Die Schmerzen im Kopf fingen schon langsam an, mir die Tränen in die Augen zu drücken und jeder Höhenmeter auf der Landstraße machte es noch schlimmer. Genauso unnachgiebig drückte mir die Sonne auf den Kopf und exponenzierte die Schmerzen um ein vielfaches.
Es half nichts. Keine zwei Kilometer nach San Carlo, bog ich mitten in einen Olivenhain ab, egte mich in den Schatten und versuchte so still zu liegen, dass sich nicht mal mehr die Pupillen bewegen und fluchte innerlich über jedes Insekt, dass es wagte, mit unsäglich lautem Brummen, auch nur im entferntesten in Hörweite zu kommen. 

Als die Schmerzen nach fünf Ibus und zur Abenddämmerung besser wurden, versuchte ich irgendwie, auf den ackerhaften Furchen des Olivenhains mein Zelt aufzubauen. Irgendwann stand es zwar und ich konnte mich hinein… Nein! Ich nenne es nicht Legen, aber ich war irgendwie in liegender Position und quälte mich dazu, endlich Schlaf zu finden.

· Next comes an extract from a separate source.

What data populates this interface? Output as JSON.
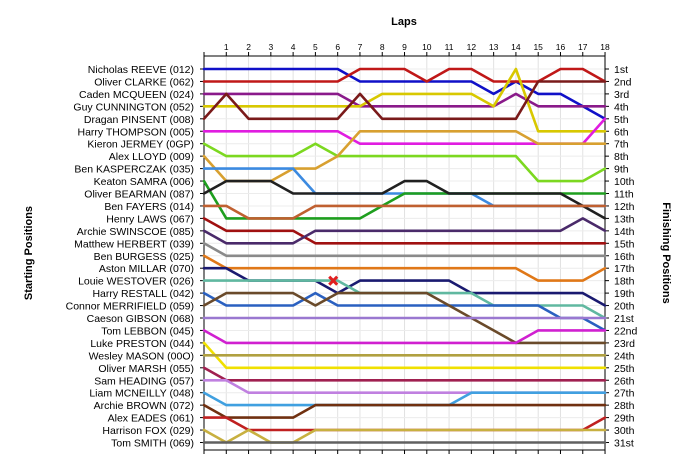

Am nächsten Morgen waren die Schmerzen im Kopf wie weggeblasen und fast sogar vergessen, Dafür tat mir der Rücken weh. Aber was gibt es besseres gegen Verspannungen als Fahrradfahren? Also rauf auf den Sattel und es ging wieder los.  

Ich kam an diesem Tag auch gut voran und machte erst einen kurzen Stopp des Staunens, als meine Kartenapp, mich durch die verwinkelten Gassen von Chiusa Sclafani führte. Ganz schmale Straßen, enge Kurven und Kopfsteinpflaster führten mich steil bergauf, sodass ich wirklich mal wieder absteigen und schieben musste.

Auf der folgenden Höhenstraße schloss ich mich kurzerhand einer Gruppe Rennradler an, mit denen ich zusammen bis nach Campofiorito durchzog. Sicherlich haben sie für mich ordentlich auf die Bremse getreten, aber ich war fertig. Darum gab es dort angekommen, erstmal ganz lecker Cornetto e Espresso und ein Gelati Granita hinterher. 

Nach dem leckeren Frühstück traf ich eine ganz dumme Entscheidung. Während ich so dasaß und ein wenig die Karte studierte, merkte ich: Westlich der Stadt führt der “Gordano-San Carlo-Radweg” weiter bis nach Corleone und genau da wollte ich ja hin. Radwege sind zwar besser als Hauptstraßen, aber dass eben dieser Radweg, mich am Tag zuvor, in eine Sackgasse geführt hat, winkte ich ab. Einmal ist ja keinmal!

Als ich schließlich aus der Ortschaft hinaus und Richtung Radweg blickte, erblickten meine Augen ein tiefes Tal, an dessen Grund der Radweg verlief. Immer noch nicht schlauer, fuhr ich voller Freude knapp 200 Höhenmeter, mit einem Affenzahn bei über 20% Gefälle herunter.
Unten angekommen wich meiner Freude schon Misstrauen, da der sogenannte Radweg, nichts weiter als ein ausgetrockneter Lehmpfad war, der durch völlig vertrocknete Felder führte. Nachdem der Weg alle hundert Meter immer schlechter wurde, kam ich nach gut fünf Kilometern an sein Ende. Ein Weg selbst bog nach links ab auf eine Pferdekoppel, die ich zu Fuß unter kritischen Augen der Pferde nach einem Ausgang auf der anderen Seite durchsuchte. Aber da war nichts!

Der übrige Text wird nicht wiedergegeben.